O olhar desviou-se, por momentos, do ecrã do computador para a Ritinha, emoldurada e sorridente, mesmo ali ao lado.
Com novo alento, matraqueou as teclas puídas por anos de ilusão do dever cumprido.
Àquela hora, a maioria das famílias havia já jantado, pais, mães, avós, beijavam já os seus filhos, contavam-lhes uma história, cantavam-lhes uma cantiguinha de nanar.
Levantou a cabeça, o olhar perdido no branco sujo da parede em frente, ouviu o silêncio do vento e da chuva que retinia de quando em vez nos vidros da janela.
Sentiu um arrepio de frio e, à mingua de outra fonte, procurou o calor da escalfeta esfarrapada.
Sentiu uma súbita vontade de abraçar a Ritinha, e o Rodolfo.
Mas algo a compelia a matraquear o teclado, porque o dia seguinte é sempre menor do que o anterior.
Quando a última tecla remeteu o computador ao silêncio, levantou-se.
Pegou no processo e colocou-o no cimo da pilha, em cima da cadeira, junto à secretária.
Ajeitou a beca no cabide, desligou a escalfeta, apagou a luz e saiu, fechando a porta atrás de si, levando às costas o peso dos três mil processos que tinha pendentes.
Fechou a porta do carro e ligou a rádio.
O jornalista referia um político qualquer que afirmava a culpa dos juízes pelo estado da justiça, ao pretender acabar com os atrasos processuais diminuindo as férias judiciais...
Sentiu-se verdadeiramente exausta. E vexada.
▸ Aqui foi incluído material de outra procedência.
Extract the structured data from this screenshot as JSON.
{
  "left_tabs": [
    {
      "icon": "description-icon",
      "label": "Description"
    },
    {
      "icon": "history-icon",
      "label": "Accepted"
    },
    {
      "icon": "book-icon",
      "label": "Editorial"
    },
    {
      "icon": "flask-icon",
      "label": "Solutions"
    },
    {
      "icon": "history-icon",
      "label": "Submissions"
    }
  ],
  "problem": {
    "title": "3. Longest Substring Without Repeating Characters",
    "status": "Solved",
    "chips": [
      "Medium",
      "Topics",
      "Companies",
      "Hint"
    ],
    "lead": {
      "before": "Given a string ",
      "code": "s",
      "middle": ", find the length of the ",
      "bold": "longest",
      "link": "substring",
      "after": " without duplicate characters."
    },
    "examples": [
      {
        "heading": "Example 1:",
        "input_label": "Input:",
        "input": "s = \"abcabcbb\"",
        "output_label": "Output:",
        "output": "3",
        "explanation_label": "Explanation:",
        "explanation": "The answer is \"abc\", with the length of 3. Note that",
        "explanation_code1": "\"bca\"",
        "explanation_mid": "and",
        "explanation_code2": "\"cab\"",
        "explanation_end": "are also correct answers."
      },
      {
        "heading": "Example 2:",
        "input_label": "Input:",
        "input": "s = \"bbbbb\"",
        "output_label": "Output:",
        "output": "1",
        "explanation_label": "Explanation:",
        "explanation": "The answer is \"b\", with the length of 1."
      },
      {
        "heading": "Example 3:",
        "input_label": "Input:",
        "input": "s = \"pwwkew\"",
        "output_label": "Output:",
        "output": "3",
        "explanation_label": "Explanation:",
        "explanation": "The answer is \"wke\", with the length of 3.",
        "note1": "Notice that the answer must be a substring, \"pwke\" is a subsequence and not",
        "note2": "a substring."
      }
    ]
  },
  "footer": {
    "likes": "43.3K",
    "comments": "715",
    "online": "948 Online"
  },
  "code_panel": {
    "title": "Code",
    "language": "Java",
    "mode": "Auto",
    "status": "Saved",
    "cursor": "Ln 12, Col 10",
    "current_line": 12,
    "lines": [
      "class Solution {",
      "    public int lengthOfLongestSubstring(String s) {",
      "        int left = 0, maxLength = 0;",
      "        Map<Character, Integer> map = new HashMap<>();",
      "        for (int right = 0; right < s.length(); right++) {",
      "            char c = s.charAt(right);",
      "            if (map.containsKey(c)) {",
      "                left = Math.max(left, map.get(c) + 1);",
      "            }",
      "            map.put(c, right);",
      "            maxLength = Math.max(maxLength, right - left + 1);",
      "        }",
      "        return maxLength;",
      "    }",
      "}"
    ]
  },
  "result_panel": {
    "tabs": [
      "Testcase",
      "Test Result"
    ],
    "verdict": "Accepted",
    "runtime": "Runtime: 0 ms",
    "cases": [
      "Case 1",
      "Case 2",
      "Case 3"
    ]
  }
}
E por entre o fragor da chuva e o silvar do vento, apenas conseguiu murmurar: - "Ritinha, Rodolfo... meus queridos... perdoem-me".
14 comentários:
Pois é, quantas ritinhas e rodolfos há por esse país fora ?
Chegou a altura de dizer BASTA!
Escravatura judicial, NUNCA MAIS!!!
Caro Xavier,
Compreendo os dramas familiares das magistradas deste país (se compreendo!), mas... quem os não tem?
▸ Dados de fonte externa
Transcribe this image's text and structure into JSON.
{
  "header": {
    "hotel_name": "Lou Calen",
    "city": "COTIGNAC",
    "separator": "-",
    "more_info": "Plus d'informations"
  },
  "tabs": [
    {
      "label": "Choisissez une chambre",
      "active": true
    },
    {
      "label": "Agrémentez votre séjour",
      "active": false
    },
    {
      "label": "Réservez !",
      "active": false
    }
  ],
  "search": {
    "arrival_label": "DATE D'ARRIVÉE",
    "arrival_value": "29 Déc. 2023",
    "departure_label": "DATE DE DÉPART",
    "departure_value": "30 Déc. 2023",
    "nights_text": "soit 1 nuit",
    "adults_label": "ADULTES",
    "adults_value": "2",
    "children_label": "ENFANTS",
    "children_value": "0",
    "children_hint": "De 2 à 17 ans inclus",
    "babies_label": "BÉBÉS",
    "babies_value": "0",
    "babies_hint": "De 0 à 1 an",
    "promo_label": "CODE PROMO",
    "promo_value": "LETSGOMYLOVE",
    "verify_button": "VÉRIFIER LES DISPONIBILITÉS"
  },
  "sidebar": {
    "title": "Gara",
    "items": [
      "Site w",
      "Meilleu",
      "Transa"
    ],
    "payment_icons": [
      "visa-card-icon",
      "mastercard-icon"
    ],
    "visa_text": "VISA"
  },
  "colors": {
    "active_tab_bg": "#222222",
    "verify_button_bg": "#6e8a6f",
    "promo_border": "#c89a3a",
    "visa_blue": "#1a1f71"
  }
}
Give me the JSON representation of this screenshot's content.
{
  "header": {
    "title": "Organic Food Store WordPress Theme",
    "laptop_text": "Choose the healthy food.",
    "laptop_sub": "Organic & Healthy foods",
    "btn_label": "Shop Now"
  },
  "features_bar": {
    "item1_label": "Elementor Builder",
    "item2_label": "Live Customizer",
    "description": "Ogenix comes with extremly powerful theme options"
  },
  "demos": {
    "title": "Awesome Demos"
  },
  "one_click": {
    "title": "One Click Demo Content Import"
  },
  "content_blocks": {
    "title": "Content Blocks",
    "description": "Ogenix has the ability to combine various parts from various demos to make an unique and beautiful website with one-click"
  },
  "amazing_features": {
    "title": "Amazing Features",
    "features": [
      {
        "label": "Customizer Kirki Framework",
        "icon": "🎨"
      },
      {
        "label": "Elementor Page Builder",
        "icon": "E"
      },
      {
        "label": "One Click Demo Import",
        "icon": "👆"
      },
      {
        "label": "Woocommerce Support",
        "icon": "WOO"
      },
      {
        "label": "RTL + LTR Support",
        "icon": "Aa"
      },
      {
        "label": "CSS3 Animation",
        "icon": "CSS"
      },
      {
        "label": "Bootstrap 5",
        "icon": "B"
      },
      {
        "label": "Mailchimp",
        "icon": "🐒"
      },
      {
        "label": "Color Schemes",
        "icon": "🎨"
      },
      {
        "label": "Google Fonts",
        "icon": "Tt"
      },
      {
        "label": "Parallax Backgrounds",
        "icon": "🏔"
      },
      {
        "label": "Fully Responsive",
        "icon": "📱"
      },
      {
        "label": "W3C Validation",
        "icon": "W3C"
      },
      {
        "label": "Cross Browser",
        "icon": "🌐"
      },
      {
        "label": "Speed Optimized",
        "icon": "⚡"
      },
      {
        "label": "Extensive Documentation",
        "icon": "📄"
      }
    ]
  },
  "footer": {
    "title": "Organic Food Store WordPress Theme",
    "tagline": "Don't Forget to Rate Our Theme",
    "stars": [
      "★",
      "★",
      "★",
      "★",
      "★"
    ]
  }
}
E o que dizer de quem é despedida pelo simples facto de estar grávida?
Ou de quem, como eu, por não ter direito a licença de maternidade à data (era estagiária e não descontava para lado algum) que com as "crias" com apenas um mês de idade, vai de regressar aos tribunais com uma bomba de tirar leite por companhia?
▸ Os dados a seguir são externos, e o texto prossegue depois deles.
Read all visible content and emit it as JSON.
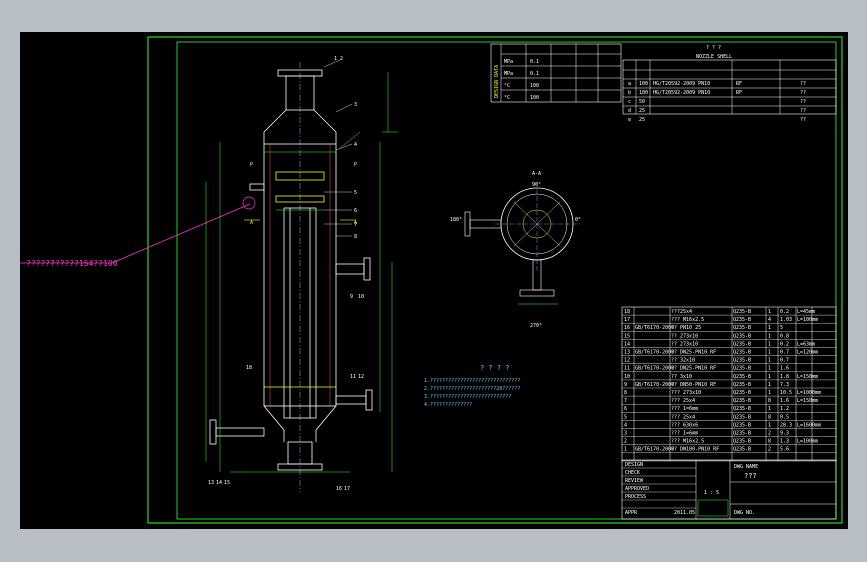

A "sua" magistrada há-de ter gozado mais uns tempinhos, não?
Estes dramas não são exclusivos da magistratura, são gerais numa sociedade muito mal resolvida consigo própria.
Olhamos para o lado e vislumbramos o relativismo... há sempre pior!
SSP
(perdoe-me o desabafo..)
Cara Magnolia,
Eu percebi a mensagem do Xavier e preocupa-me, também a mim, os ataques que têm vindo a ser feitos a essa e outras classes profissionais do nosso país.
Também eu, como profissional, sofro na "pele" os disparates legislativos que por aí andam.
Pareceu-me apenas é que o exemplo não foi o melhor, precisamente porque se toca no que temos de mais precioso - os filhos.
Nutro um profundo respeito pela magistratura até porque me julgo absolutamente incapaz de tão exigente profissão e porque dei os primeiros passos na profissão de advogada acompanhada por um juiz de carreira.
Tenho-a como um dos pilares da nossa estrutura social, mas será que os próprios magistrados têm noção do seu próprio papel?
SSP
Olá Sónia,
I.
Convido-a, se assim entender, a reformular a pergunta que deixou no seu comentário e dizer por palavras ditas aquilo que falta.
II.
O exemplo que dei no pequeno conto (putativo conto, entenda-se)não é uma atitude de defesa escudada nos filhos. Não!
É uma situação corriqueira, banal entre os magistrados portugeses, especialmente os de 1ª instância.
É uma situação profissional de demasiada exigência pessoal e sobreposição do sentido do dever ao sentido de familia.
É preterir sistematicamente a família em favor, não da profissão, mas da justiça, de efectivamente fazer justiça em tempo útil.
É preterir também o bem-estar pessoal em favor de uma causa, mais do que de uma profissão.
III.
O mesmo se passará com outras profissões, certamente. Mas desses hão-de cuidar os respectivos interessados.
IV.
Penso que não colhe o argumento da generalização dos problemas para irrelevar problemas de um específico sector: "Compreendo os dramas... mas quem os não tem"?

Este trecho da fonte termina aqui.